The Path to Sustainable AI: Mitigation and Responsibility
The goal is not to demonize AI or halt its progress. The benefits of these models in science, medicine, and education are undeniable. The challenge, therefore, is to pursue this progress responsibly. The industry is beginning to respond with a multi-pronged approach:
- Efficient Models: Researchers are developing new techniques like “model pruning” (trimming down less important parts of the model) and “quantization” (using less precise but more efficient numbers) to make LLMs smaller and less computationally expensive without sacrificing too much performance.
- Efficient Hardware: Companies like Google and NVIDIA are designing next-generation chips (TPUs and GPUs) that are specifically optimized for AI workloads, aiming to deliver more computational power for every watt of energy consumed.

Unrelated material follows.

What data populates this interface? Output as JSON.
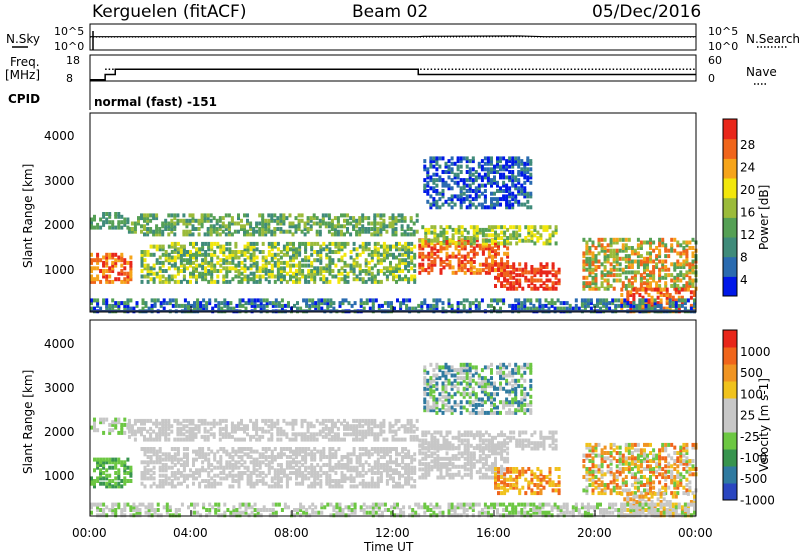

- Smarter Data Centres: Tech giants are actively working to improve the efficiency of their facilities. This includes powering them with renewable energy (Google and Microsoft have pledged to match 100% of their energy use with renewable purchases), locating new data centres in colder climates to reduce cooling needs, and investing in advanced, water-free cooling technologies.
- The Need for Transparency: Perhaps the most critical step is for AI companies to be transparent. A future where major AI labs regularly publish an “AI Nutrition Label” for their models—detailing the training energy, carbon footprint, and water usage—would allow customers and researchers to make informed choices and drive the industry toward a more sustainable standard.
Conclusion: Intelligence Without Costing the Earth
Large Language Models are one of humanity’s most powerful new tools, but they are not magic. They are industrial products built on a foundation of immense physical resources. The ethereal cloud has a shadow on the ground, measured in megawatts of power and millions of litres of water.
As we stand at the dawn of the AI age, our greatest challenge is not just to build more intelligent systems, but to build them wisely. The true mark of genius in the coming decade will be found not just in the capabilities of our AI, but in our ability to achieve that intelligence without costing the Earth.